Both have good intentions, making this issue a deeply moral one. In a time where our politicians, police and heads of the Catholic Church are sending mixed messages, is it so wrong to look to superheroes for guidance?
I'm certainly not the first person to ask this question. Film writer/director Terry Gilliam said this to CinemaBlend.
"As I was walking in New York yesterday on the way to another interview. There on the streets were all these comic book covers and images for sale. It's taken over. I mean the Church is a dying thing. But comics and Marvel are everything now, aren't they? Don't they have all the answers to our lives? Aren't they the figures that we want to copy and be like and aspire to? Don't they relieve us when we're in trouble?"

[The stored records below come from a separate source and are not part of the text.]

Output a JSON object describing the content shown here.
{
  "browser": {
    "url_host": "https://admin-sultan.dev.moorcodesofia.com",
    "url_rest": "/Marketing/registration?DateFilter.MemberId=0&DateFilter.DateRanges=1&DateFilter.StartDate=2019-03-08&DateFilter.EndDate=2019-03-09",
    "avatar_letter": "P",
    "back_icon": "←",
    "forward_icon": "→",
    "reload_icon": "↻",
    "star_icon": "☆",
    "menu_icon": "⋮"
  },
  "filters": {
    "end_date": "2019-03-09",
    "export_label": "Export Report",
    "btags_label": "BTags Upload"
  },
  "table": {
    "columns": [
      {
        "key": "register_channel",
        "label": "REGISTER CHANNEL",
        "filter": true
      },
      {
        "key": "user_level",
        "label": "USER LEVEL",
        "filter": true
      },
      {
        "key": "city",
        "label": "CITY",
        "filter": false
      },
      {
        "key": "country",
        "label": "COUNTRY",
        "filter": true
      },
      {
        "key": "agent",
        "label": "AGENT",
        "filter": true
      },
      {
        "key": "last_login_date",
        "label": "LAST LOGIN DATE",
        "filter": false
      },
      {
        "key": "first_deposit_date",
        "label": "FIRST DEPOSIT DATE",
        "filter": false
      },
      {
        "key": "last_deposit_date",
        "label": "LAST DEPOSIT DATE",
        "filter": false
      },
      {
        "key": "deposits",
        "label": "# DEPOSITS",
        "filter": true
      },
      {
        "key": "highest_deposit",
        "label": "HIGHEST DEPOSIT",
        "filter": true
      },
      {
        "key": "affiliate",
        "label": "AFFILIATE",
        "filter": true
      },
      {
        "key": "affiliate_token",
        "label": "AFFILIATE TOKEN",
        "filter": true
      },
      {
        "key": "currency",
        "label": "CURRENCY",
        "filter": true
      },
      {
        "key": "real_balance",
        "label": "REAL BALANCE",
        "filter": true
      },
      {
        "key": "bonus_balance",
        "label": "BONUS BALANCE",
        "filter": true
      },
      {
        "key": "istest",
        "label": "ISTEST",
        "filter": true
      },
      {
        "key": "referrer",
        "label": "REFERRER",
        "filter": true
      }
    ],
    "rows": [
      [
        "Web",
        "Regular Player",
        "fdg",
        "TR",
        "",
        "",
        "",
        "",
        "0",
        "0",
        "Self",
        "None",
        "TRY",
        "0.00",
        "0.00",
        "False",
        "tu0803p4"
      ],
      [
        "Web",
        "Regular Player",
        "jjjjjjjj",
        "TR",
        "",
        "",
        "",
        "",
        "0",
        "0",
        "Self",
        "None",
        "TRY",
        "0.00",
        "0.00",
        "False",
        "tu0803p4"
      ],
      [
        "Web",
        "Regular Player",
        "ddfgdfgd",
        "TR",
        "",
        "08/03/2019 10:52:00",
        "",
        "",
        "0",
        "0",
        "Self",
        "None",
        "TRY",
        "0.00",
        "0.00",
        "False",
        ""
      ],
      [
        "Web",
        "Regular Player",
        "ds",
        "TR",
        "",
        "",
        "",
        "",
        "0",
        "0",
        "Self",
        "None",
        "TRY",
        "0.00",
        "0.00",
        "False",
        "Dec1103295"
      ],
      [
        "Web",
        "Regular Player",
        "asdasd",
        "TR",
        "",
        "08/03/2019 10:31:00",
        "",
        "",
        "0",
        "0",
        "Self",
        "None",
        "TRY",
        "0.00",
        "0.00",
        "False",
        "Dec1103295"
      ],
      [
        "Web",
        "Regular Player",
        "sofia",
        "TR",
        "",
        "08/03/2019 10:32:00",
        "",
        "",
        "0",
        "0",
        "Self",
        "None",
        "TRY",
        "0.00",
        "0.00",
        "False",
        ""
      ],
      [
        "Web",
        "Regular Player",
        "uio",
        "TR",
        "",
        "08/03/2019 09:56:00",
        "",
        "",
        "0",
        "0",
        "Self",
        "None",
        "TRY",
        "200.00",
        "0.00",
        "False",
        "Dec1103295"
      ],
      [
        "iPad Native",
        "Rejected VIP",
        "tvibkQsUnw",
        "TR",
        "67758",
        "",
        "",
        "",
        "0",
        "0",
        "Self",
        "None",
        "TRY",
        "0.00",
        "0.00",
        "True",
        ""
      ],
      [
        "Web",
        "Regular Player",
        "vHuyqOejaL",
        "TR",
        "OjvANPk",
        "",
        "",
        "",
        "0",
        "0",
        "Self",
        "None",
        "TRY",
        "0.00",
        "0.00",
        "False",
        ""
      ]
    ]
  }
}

I think they do. To further bolster this idea, many scientists believe our brains are "hard-wired" for religion. So if we don't have Jesus or Athena to worship, one of our favorite superheroes — Batman, perhaps — will fill in the gap. Our love for Batman, our need for Batman, becomes spiritual because that's just the way our brains work.
Anthropologist Scott Atran, author of the book In Gods We Trust: The Evolutionary Landscape of Religion, told CNN, "Religion is a byproduct of many different evolutionary functions that organized our brains for day-to-day activity."
Does all this mean that soon we'll be opening churches for Wonder Woman and giving 10 percent of our income to her? Well, if you consider your local movie theater your church as I do, and you spend a good portion of your income on superhero movie tickets, video games and merchandise, I'd say we already have.
Captain America: Civil War opens in churches theaters May 6.